Running to a Hip Injury

by Jsantos, December 27, 2012

Running to a Hip Injury

Running has become one of the most popular forms of exercise for people across the country, as it is an easy way to burn calories and stay healthy.

Still, it is important understand that there are some risks that come with running too much, especially when it comes to the health of your joints. I know we said hip in the title but the truth is running affects your joints from the hip down.

How Running Can Cause Joint Injuries

Running, especially on hard surfaces, can be detrimental to a variety of joints because it causes them to wear down faster.

In runners, injuries to the hips, knees, ankles, toes, and the back are most common. When people run, their joints are strained at much higher pressures than they are during normal activities. When people regularly run long distances, the strain can build up, resulting in cartilage and tendon damage to the runner.
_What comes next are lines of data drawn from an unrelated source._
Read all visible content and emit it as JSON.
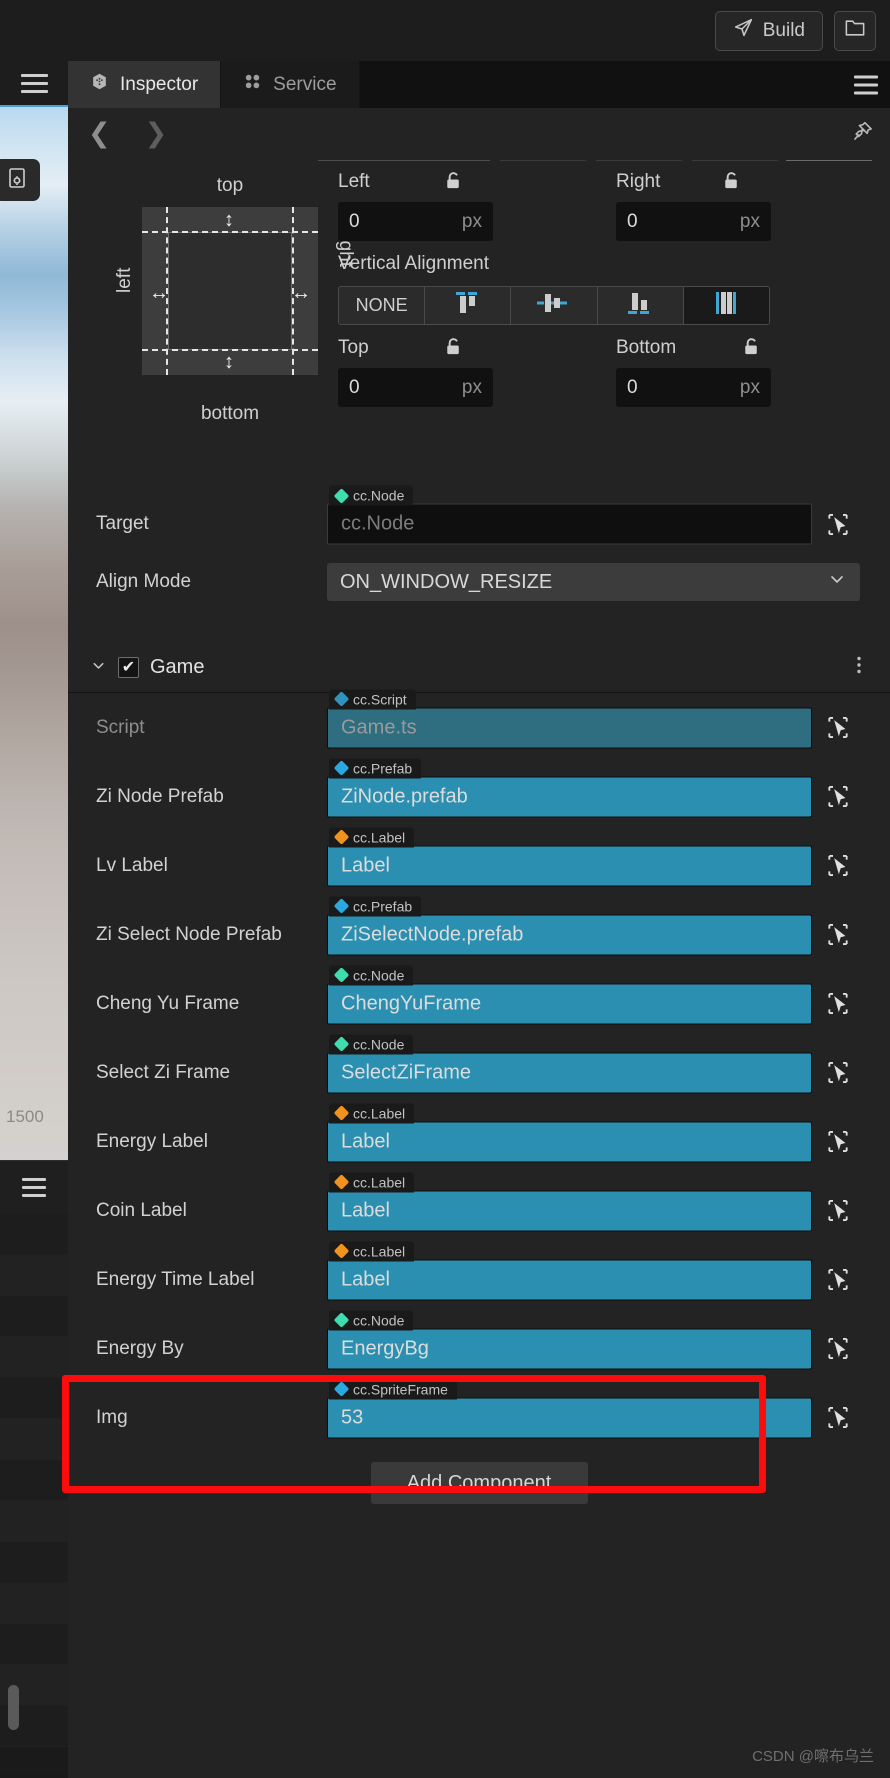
{
  "toolbar": {
    "build_label": "Build",
    "build_icon": "send-icon",
    "folder_icon": "folder-icon"
  },
  "left_strip": {
    "menu_icon": "hamburger-icon",
    "tool_icon": "node-settings-icon",
    "ruler_label": "1500",
    "bottom_menu_icon": "hamburger-icon"
  },
  "panel": {
    "tabs": [
      {
        "label": "Inspector",
        "icon": "inspector-icon",
        "active": true
      },
      {
        "label": "Service",
        "icon": "service-icon",
        "active": false
      }
    ],
    "panel_menu_icon": "hamburger-icon",
    "nav": {
      "back_icon": "chevron-left-icon",
      "forward_icon": "chevron-right-icon",
      "pin_icon": "pin-icon"
    }
  },
  "widget": {
    "diagram": {
      "top_label": "top",
      "bottom_label": "bottom",
      "left_label": "left",
      "right_label": "right"
    },
    "left": {
      "label": "Left",
      "value": "0",
      "unit": "px",
      "lock_icon": "unlock-icon"
    },
    "right": {
      "label": "Right",
      "value": "0",
      "unit": "px",
      "lock_icon": "unlock-icon"
    },
    "top": {
      "label": "Top",
      "value": "0",
      "unit": "px",
      "lock_icon": "unlock-icon"
    },
    "bottom": {
      "label": "Bottom",
      "value": "0",
      "unit": "px",
      "lock_icon": "unlock-icon"
    },
    "vertical_alignment": {
      "label": "Vertical Alignment",
      "options": [
        {
          "label": "NONE",
          "icon": "align-none",
          "selected": false
        },
        {
          "label": "",
          "icon": "align-top-icon",
          "selected": false
        },
        {
          "label": "",
          "icon": "align-middle-icon",
          "selected": false
        },
        {
          "label": "",
          "icon": "align-bottom-icon",
          "selected": false
        },
        {
          "label": "",
          "icon": "align-stretch-icon",
          "selected": true
        }
      ]
    },
    "target": {
      "label": "Target",
      "type": "cc.Node",
      "value": "cc.Node",
      "empty": true,
      "badge_color": "#3fdcad",
      "picker_icon": "locate-icon"
    },
    "align_mode": {
      "label": "Align Mode",
      "value": "ON_WINDOW_RESIZE",
      "chevron_icon": "chevron-down-icon"
    }
  },
  "component": {
    "title": "Game",
    "checked": true,
    "collapse_icon": "chevron-down-icon",
    "menu_icon": "kebab-menu-icon",
    "properties": [
      {
        "label": "Script",
        "type": "cc.Script",
        "value": "Game.ts",
        "badge_color": "#2f93bd",
        "locked": true,
        "lock_icon": "lock-icon",
        "disabled": true,
        "picker_icon": "locate-icon"
      },
      {
        "label": "Zi Node Prefab",
        "type": "cc.Prefab",
        "value": "ZiNode.prefab",
        "badge_color": "#2aa8e0",
        "locked": false,
        "disabled": false,
        "picker_icon": "locate-icon"
      },
      {
        "label": "Lv Label",
        "type": "cc.Label",
        "value": "Label",
        "badge_color": "#f0931e",
        "locked": false,
        "disabled": false,
        "picker_icon": "locate-icon"
      },
      {
        "label": "Zi Select Node Prefab",
        "type": "cc.Prefab",
        "value": "ZiSelectNode.prefab",
        "badge_color": "#2aa8e0",
        "locked": false,
        "disabled": false,
        "picker_icon": "locate-icon"
      },
      {
        "label": "Cheng Yu Frame",
        "type": "cc.Node",
        "value": "ChengYuFrame",
        "badge_color": "#3fdcad",
        "locked": false,
        "disabled": false,
        "picker_icon": "locate-icon"
      },
      {
        "label": "Select Zi Frame",
        "type": "cc.Node",
        "value": "SelectZiFrame",
        "badge_color": "#3fdcad",
        "locked": false,
        "disabled": false,
        "picker_icon": "locate-icon"
      },
      {
        "label": "Energy Label",
        "type": "cc.Label",
        "value": "Label",
        "badge_color": "#f0931e",
        "locked": false,
        "disabled": false,
        "picker_icon": "locate-icon"
      },
      {
        "label": "Coin Label",
        "type": "cc.Label",
        "value": "Label",
        "badge_color": "#f0931e",
        "locked": false,
        "disabled": false,
        "picker_icon": "locate-icon"
      },
      {
        "label": "Energy Time Label",
        "type": "cc.Label",
        "value": "Label",
        "badge_color": "#f0931e",
        "locked": false,
        "disabled": false,
        "picker_icon": "locate-icon"
      },
      {
        "label": "Energy By",
        "type": "cc.Node",
        "value": "EnergyBg",
        "badge_color": "#3fdcad",
        "locked": false,
        "disabled": false,
        "picker_icon": "locate-icon"
      },
      {
        "label": "Img",
        "type": "cc.SpriteFrame",
        "value": "53",
        "badge_color": "#2aa8e0",
        "locked": false,
        "disabled": false,
        "picker_icon": "locate-icon"
      }
    ]
  },
  "add_component": {
    "label": "Add Component"
  },
  "annotation": {
    "highlight_color": "#fc0d0d"
  },
  "watermark": {
    "text": "CSDN @嚓布乌兰"
  }
}
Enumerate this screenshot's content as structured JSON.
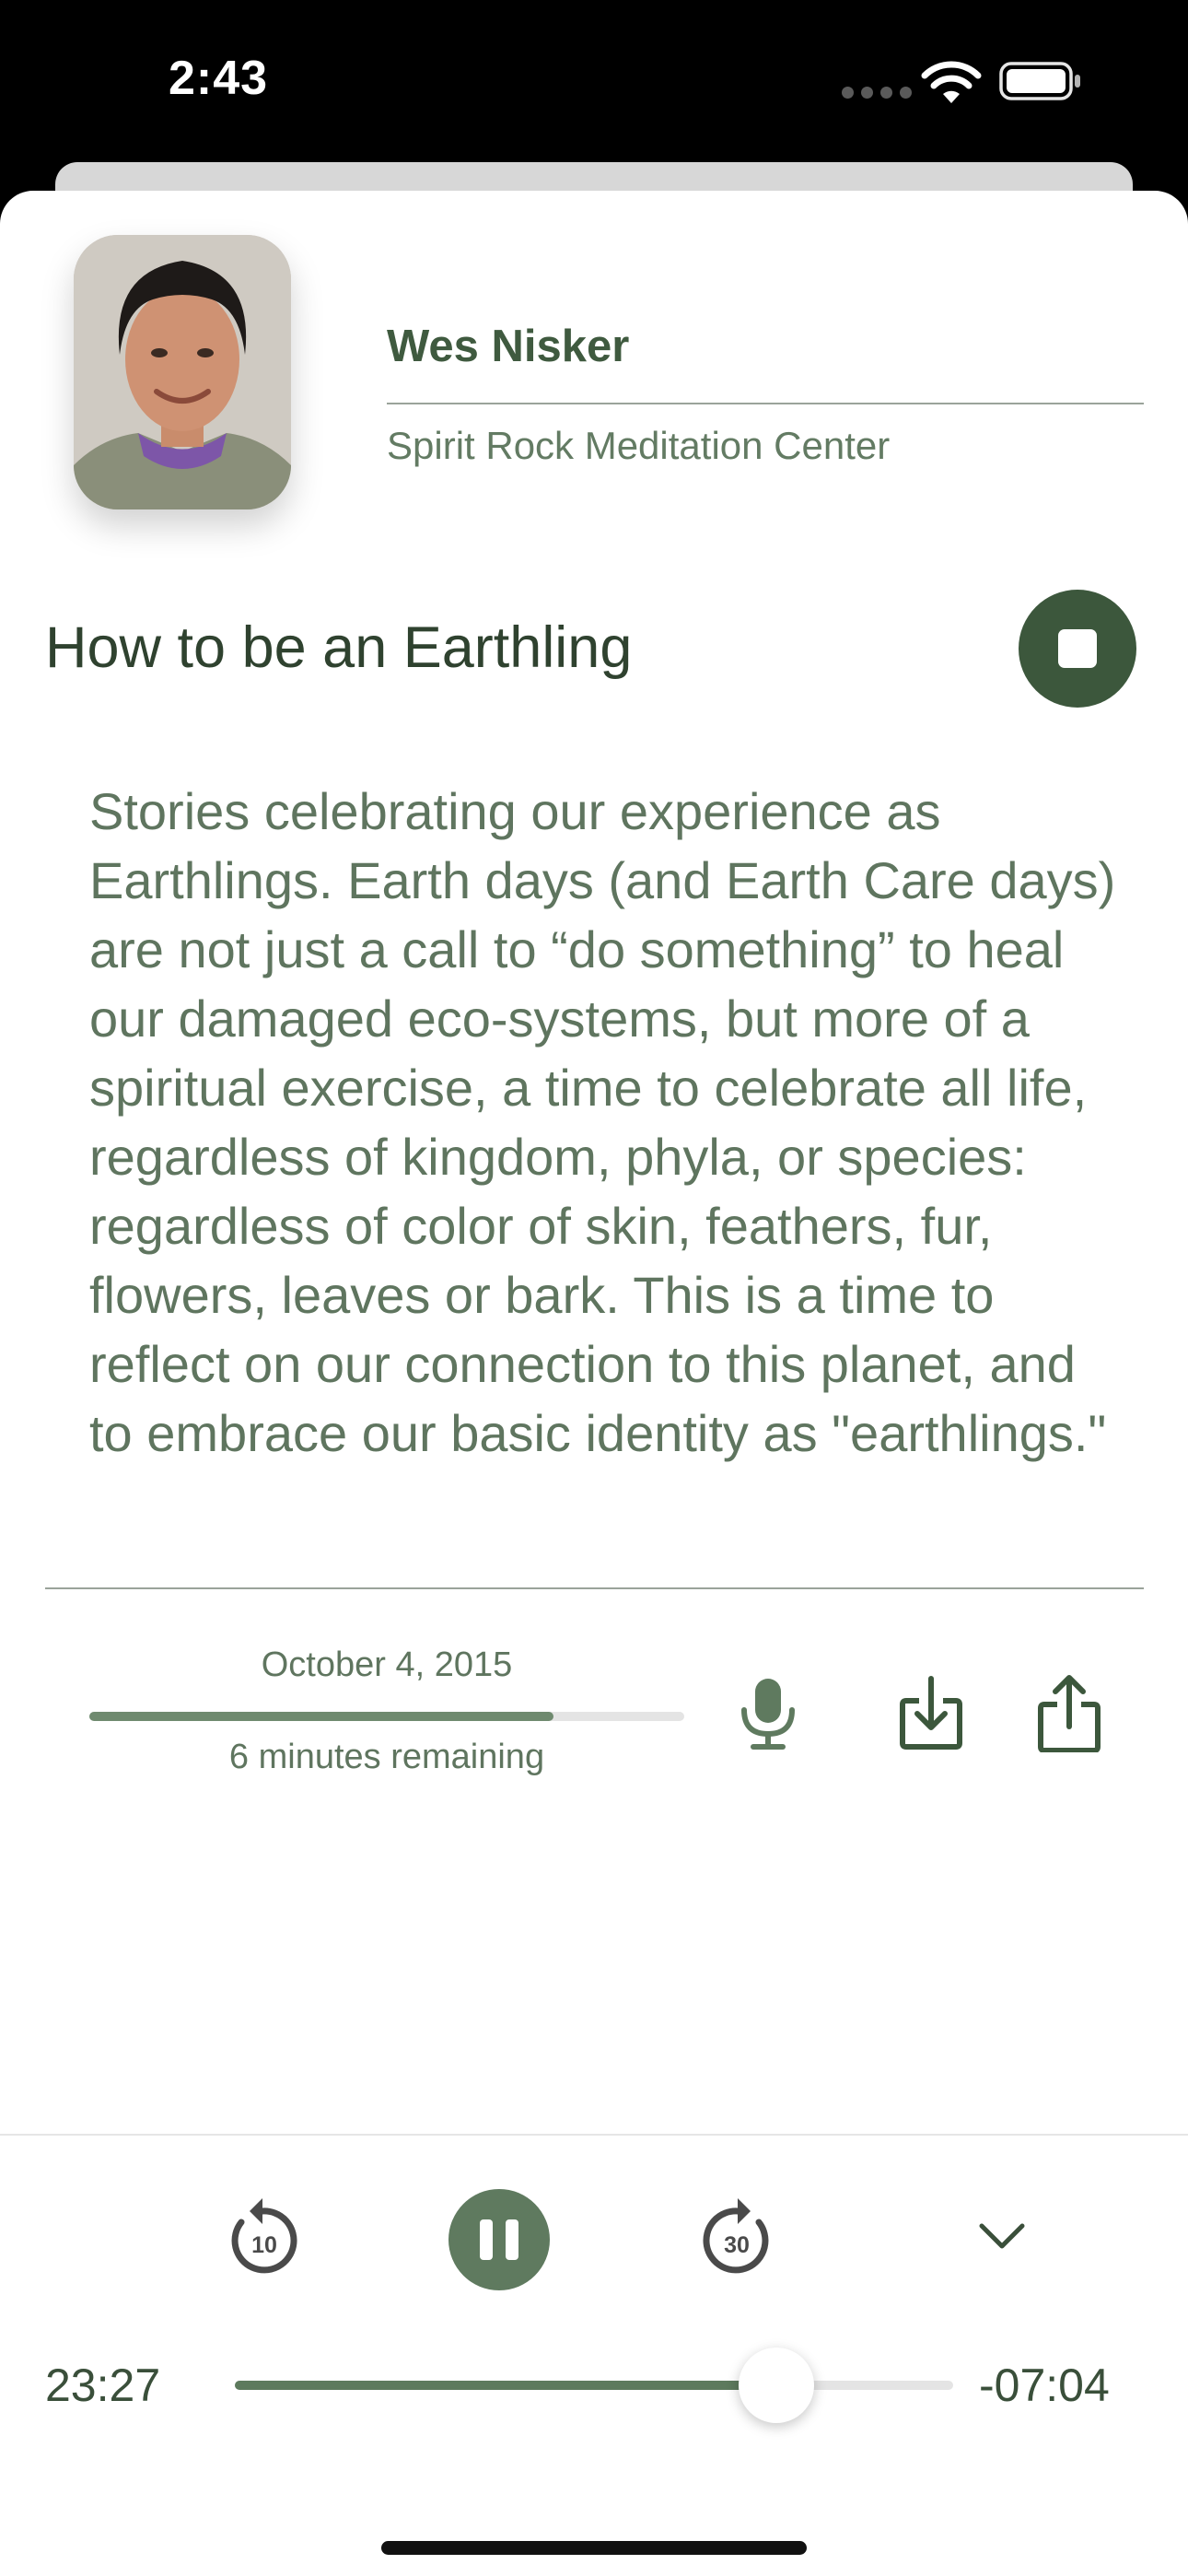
{
  "status_bar": {
    "time": "2:43"
  },
  "teacher": {
    "name": "Wes Nisker",
    "center": "Spirit Rock Meditation Center"
  },
  "talk": {
    "title": "How to be an Earthling",
    "description": "Stories celebrating our experience as Earthlings. Earth days (and Earth Care days) are not just a call to “do something” to heal our damaged eco-systems, but more of a spiritual exercise, a time to celebrate all life, regardless of kingdom, phyla, or species: regardless of color of skin, feathers, fur, flowers, leaves or bark. This is a time to reflect on our connection to this planet, and to embrace our basic identity as \"earthlings.\"",
    "date": "October 4, 2015",
    "remaining": "6 minutes remaining",
    "listened_fraction": 0.78
  },
  "player": {
    "elapsed": "23:27",
    "remaining": "-07:04",
    "position_fraction": 0.754,
    "rewind_seconds": "10",
    "forward_seconds": "30"
  },
  "icons": {
    "stop": "stop-icon",
    "mic": "microphone-icon",
    "download": "download-icon",
    "share": "share-icon",
    "rewind": "rewind-10-icon",
    "pause": "pause-icon",
    "forward": "forward-30-icon",
    "collapse": "chevron-down-icon"
  },
  "colors": {
    "accent": "#3c573c",
    "text": "#3a4f3a",
    "muted": "#5f755f"
  }
}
A number of factors can cause running injuries. As arthritis is a hereditary condition, those experiencing it can suffer from symptoms earlier and more extreme as a result of running. In addition, those who are overweight put extra stress on their joints, leading them to fail more quickly.

If running is part of your normal exercise routine, it is vital that take the time to care for any injuries you experience. Swelling and joint pain can be dull at first, but continuing to run through the pain can frequently lead to more significant injuries. If your joints are locking or catching, you should also ease up on your running routine to give your joints some time to heal.

Avoiding Running Injuries

There are a few things you can do to stop injuries from occurring in the first place.

The first thing to do is make sure you are replacing your footwear regularly. Sometimes, it can feel tempting to wait until your soles have completely worn out and you can see your toes poking through the holes that have grown bigger over time. Don’t wait until your shoes are totally broken down before you get a new pair of running shoes. Keep in mind that your foot size can change over time, so be sure to measure your fit each time you are in the store and choose a pair that fits the first time you try it on.

In addition, stretching is a huge part of staying healthy while running. Each time you go out for a run, do a short warm-up exercise first.

Then, do a series of static stretches. Holding the stretch is far more effective than bouncing in your stretches, as doing the latter can result in muscle injuries. It pays to

take some time to stretch every time you run, and be sure to include another stretching session after your run is finished.

You might also think about including some cross-training in your exercise routines. Running all of the time can cause muscles to get injured faster and joints to wear down more. Balancing out your exercises can help you build up muscles in other areas of your body for better overall fitness, and low-impact exercises like swimming can be a good reprieve for your feet.

Don”t get to the point where you need a hip or knee replacement.